MLB reports strong numbers. The average Fan Cave fan is 25, and the platform counts 2.5 million followers across its social media channels. Since Fan Cave’s inception, it’s generated more than 10.5 billion earned media impressions, worth some $195 million in paid advertising. “These are the best kind of impressions” because the fans are highly engaged and share the content, says MLB’s Brosnan. “It’s the most effective kind of marketing we do.”

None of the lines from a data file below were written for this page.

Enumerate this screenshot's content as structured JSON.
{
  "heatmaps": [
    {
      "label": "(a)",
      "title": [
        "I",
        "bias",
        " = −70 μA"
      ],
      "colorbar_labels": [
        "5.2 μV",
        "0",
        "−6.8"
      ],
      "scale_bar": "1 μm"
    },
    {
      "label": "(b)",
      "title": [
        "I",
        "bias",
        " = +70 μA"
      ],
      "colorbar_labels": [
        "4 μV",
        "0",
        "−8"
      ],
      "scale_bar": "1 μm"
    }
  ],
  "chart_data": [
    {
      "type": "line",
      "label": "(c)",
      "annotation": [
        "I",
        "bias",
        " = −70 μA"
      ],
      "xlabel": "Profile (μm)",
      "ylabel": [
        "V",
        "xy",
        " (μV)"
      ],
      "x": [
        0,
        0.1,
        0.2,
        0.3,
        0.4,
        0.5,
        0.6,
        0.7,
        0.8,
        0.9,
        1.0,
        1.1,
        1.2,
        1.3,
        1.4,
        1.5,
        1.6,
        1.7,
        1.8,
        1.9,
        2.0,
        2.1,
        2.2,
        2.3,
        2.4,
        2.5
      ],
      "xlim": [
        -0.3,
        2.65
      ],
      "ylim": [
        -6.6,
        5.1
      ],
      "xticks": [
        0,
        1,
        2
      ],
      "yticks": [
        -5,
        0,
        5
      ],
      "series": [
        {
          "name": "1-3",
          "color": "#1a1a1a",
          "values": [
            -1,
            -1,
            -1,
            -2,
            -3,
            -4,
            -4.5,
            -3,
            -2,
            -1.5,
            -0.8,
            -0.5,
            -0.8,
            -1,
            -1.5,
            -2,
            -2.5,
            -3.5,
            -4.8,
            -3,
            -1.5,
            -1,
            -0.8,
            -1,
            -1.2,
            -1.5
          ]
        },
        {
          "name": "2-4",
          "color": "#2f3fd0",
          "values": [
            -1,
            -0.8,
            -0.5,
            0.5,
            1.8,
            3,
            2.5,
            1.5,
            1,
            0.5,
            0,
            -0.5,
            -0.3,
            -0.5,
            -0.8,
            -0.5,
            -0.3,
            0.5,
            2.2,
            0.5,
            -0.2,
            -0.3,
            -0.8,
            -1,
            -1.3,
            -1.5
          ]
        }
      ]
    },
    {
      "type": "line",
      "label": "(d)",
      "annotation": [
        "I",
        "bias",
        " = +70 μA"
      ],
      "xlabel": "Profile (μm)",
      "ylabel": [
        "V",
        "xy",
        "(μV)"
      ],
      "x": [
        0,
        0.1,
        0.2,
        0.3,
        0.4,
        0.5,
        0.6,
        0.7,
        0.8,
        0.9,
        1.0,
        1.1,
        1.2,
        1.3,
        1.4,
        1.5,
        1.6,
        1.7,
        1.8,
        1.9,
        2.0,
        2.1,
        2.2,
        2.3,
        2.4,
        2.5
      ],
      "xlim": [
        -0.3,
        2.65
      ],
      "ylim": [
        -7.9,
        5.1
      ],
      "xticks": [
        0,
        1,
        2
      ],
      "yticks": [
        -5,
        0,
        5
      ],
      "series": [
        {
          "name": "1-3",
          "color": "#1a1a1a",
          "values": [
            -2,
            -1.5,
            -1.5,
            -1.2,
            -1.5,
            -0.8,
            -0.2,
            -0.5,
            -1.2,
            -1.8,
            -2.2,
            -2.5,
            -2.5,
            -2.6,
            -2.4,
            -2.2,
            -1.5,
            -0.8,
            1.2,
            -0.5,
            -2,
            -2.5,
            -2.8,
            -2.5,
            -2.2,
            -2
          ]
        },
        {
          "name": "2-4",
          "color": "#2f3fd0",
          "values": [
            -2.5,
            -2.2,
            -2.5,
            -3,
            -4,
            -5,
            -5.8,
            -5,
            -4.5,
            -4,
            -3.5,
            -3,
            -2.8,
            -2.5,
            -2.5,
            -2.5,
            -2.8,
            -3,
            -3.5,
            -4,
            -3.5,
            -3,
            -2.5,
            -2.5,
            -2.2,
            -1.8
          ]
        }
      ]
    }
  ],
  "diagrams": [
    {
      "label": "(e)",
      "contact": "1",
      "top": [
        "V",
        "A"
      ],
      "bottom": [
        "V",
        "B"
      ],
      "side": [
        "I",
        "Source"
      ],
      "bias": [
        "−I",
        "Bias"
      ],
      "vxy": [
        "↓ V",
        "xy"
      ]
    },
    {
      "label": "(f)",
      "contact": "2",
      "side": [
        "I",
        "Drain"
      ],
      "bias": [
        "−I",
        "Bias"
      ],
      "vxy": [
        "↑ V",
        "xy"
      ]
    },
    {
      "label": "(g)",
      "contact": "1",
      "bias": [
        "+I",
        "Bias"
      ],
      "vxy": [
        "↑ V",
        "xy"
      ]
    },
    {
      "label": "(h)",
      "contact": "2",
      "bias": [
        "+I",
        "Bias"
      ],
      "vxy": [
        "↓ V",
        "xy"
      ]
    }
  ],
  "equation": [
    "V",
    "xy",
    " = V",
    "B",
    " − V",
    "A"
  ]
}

At least one key Fan Cave sponsor is a satisfied customer. “It’s a really interesting and evolving way for brands to get closer to fans and for fans to get closer to the game,” says Justin Toman, director of sports marketing at PepsiCo Americas Beverages. “We’re always looking at the younger demographic. No matter the league, we’d always be one of the first partners to raise our hand and say, ‘We’re in, let’s try this!’”
But Bailey isn’t ready to call the runner safe at home just yet. “I don’t think we can presume that this particular model will be the most successful way to immerse fans. It may be the wave of the future, but the future becomes the past pretty quickly in the techno world.”